"No me avergüenzo del evangelio, porque es poder de Dios para salvación de todo aquel que cree". (Romanos 1:16)

mayo 23, 2004

¿Quién manda: mi cuerpo o yo?

Cristo murió en la cruz para justificarnos y así franquear el camino hacia Dios. Mediante ese sacrificio, Jesús venció al pecado. Su victoria nos da poder y libertad.

"Nuestra vieja naturaleza fue crucificada con Cristo para que nuestro cuerpo pecaminoso perdiera poder, de modo que ya no siguiéramos siendo esclavos del pecado", dice Romanos 6:6.

La propiciación de Cristo -es decir, su sacrificio para pagar por nuestras rebeliones y así hacernos aceptables ante Dios- nos da la facultad de que seamos nosotros quienes dominen al cuerpo y sus deseos, y que por ende no sea él quien nos domine a nosotros. Es nuestra responsabilidad no permitir que los viejos deseos de la carne vuelvan a esclavizarnos.

"No permitan ustedes que el pecado reine en su cuerpo mortal, ni obedezcan a sus malos deseos. No ofrezcan los miembros de su cuerpo al pecado como instrumentos de injusticia; al contrario, ofrézcanse más bien a Dios como quienes han vuelto de la muerte a vida, presentando los miembros de su cuerpo como instrumentos de justicia. Así el pecado no tendrá dominio sobre ustedes, porque ya no están bajo la ley sino bajo la gracia" (Romanos 6:12-14).

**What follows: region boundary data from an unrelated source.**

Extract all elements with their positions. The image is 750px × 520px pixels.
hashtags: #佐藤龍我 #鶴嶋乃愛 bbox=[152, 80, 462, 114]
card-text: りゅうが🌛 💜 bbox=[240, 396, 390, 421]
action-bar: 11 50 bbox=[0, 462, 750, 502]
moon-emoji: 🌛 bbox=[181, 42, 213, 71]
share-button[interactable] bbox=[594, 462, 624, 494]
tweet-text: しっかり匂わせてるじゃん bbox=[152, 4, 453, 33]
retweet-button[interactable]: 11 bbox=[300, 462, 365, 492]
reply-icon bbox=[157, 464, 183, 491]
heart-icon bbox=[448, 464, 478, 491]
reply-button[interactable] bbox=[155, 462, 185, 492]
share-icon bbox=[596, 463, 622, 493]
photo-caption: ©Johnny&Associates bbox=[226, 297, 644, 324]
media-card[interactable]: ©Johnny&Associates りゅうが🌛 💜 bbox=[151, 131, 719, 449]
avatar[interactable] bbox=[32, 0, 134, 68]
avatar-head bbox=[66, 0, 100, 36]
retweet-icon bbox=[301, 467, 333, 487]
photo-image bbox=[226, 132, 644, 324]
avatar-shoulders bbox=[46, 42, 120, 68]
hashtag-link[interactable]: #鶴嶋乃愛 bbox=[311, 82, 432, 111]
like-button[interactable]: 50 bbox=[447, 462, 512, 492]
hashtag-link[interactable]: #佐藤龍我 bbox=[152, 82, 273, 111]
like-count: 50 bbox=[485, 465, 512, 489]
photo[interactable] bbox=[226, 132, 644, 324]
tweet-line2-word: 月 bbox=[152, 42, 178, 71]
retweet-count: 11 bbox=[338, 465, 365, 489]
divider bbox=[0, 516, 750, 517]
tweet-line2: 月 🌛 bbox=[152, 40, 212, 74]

Estando bajo el regalo inmerecido del Padre -es decir, la justificación- tenemos autoridad sobre nuestra mente y cuerpo. Tomemos, entonces, nuestra decisiones con la madurez suficiente para "no conformarnos con los deseos que teníamos cuando estábamos en la ignorancia", como dice 1º Pedro 1:14; sino, conociendo la Verdad, persigamos aquellas cosas que verdaderamente transcienden a esta vida. "Bástenos ya el tiempo pasado para haber hecho lo que agrada a los incrédulos" (1º Pedro 4:3), hagamos ahora sólo lo que agrada a Dios, quien en su misericordia nos perfecciona día a día hasta el momento en que podamos ver como Él ve.